M. le président. C'est un problème de lumière !
M. Michel Dreyfus-Schmidt. Je sais que la statue de Portalis est là, mais je ne la vois pas car elle m'est cachée. Ce n'est pas grave, puisque ma citation était bien de Montesquieu !
Revenons à l'article 231-82 du projet de loi. Le texte de référence, l'article 313 initial, est tout à fait satisfaisant. Fallait-il en changer les termes ? Il précisait : « Le ministère public prend, au nom de la loi, toutes les réquisitions qu'il juge utiles : la cour est tenue de lui en donner acte et d'en délibérer. » Elle n'est donc pas obligée de rendre un arrêt ; elle en délibère simplement.
Je poursuis : « Les réquisitions du ministère public prises dans le cours des débats sont mentionnées par le greffier sur son procès-verbal. Toutes les décisions auxquelles elles ont donné lieu sont signées par le président et par le greffier. » Y a-t-il quelque chose à changer à cela ? Si oui, pourquoi ? Qu'on nous le dise !
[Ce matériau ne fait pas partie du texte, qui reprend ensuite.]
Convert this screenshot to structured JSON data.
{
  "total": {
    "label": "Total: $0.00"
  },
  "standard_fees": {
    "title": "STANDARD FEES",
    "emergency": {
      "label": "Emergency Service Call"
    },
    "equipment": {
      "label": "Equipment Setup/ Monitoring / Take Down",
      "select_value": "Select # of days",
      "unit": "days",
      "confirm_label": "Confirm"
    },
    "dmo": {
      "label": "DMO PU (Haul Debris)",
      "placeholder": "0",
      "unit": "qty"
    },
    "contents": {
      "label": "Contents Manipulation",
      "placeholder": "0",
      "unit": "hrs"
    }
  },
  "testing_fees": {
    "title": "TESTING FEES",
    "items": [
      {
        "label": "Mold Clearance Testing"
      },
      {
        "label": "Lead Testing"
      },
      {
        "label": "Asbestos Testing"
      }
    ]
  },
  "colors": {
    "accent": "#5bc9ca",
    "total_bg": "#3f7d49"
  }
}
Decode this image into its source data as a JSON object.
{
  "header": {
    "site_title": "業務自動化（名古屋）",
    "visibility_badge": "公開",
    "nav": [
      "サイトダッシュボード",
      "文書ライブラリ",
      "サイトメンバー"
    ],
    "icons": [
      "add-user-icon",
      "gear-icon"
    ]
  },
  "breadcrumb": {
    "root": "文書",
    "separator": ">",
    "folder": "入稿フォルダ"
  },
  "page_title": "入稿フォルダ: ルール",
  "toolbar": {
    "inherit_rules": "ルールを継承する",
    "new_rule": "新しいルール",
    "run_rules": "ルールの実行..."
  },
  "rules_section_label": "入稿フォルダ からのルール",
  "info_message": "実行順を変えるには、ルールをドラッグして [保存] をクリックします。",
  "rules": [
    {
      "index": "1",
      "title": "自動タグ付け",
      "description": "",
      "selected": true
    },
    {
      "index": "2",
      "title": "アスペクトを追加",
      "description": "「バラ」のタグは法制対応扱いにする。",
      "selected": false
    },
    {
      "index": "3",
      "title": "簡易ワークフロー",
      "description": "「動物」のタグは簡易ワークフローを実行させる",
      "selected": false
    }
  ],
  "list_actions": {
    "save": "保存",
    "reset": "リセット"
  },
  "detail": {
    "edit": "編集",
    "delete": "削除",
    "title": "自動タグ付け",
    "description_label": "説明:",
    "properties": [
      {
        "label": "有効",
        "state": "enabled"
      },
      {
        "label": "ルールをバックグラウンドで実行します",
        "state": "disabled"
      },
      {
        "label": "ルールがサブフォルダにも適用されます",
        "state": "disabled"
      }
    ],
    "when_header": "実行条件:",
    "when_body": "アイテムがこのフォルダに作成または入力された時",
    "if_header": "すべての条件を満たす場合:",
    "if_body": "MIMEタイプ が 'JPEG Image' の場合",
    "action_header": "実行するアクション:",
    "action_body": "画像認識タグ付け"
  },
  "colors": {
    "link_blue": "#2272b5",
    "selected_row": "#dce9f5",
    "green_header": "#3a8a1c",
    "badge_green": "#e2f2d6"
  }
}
Nous avons lu avec beaucoup d'attention le rapport de M. Clément ainsi que le compte rendu des débats de l'Assemblée nationale. Nous n'avons pas trouvé la moindre justification aux modifications qui sont proposées à l'article 231-82, selon lesquelles : « Le ministère public prend, au nom de la loi, toutes les réquisitions qu'il juge utiles et sur lesquelles le tribunal est tenu de statuer. »
Pourquoi ne pas se contenter d'écrire que le tribunal serait tenu de lui donner acte et d'en délibérer ? Pourquoi supprimer la mention au procès-verbal des réquisitions ? Pourquoi supprimer la signature par le président et par le greffier des décisions auxquelles ces réquisitions ont donné lieu ?
Nous n'avons pas de réponse.
M. Pierre Fauchon. Cela va de soi !
M. Michel Dreyfus-Schmidt. Nous proposons donc de conserver le texte de l'article 313 du code de procédure pénale, en l'adaptant évidemment au tribunal et en remplaçant les mots « la cour » par les mots « le tribunal ». Tel est l'objet de notre amendement n° 191.
M. le président. Quel est l'avis de la commission ?
M. Jean-Marie Girault, rapporteur. Sagesse.
M. le président. Quel est l'avis du Gouvernement ?
M. Jacques Toubon, garde des sceaux. Je suis défavorable à l'amendement n° 191, car le texte proposé par le Gouvernement dit exactement la même chose, notamment parce que le greffier établit un procès-verbal, ce qui signifie que le tribunal statue.
De plus, notre texte est beaucoup plus simple, ce qui me paraît être un progrès par rapport au texte actuel.
Je souhaite que l'on maintienne le texte du Gouvernement et que l'on n'adopte donc pas l'amendement du groupe socialiste.
M. le président. Personne ne demande la parole ?...
Je mets aux voix l'amendement n° 191, repoussé par le Gouvernement et pour lequel la commission s'en remet à la sagesse du Sénat.

(L'amendement n'est pas adopté.)
M. le président. Personne ne demande la parole ?...
Je mets aux voix le texte proposé pour l'article 231-82 du code de procédure pénale.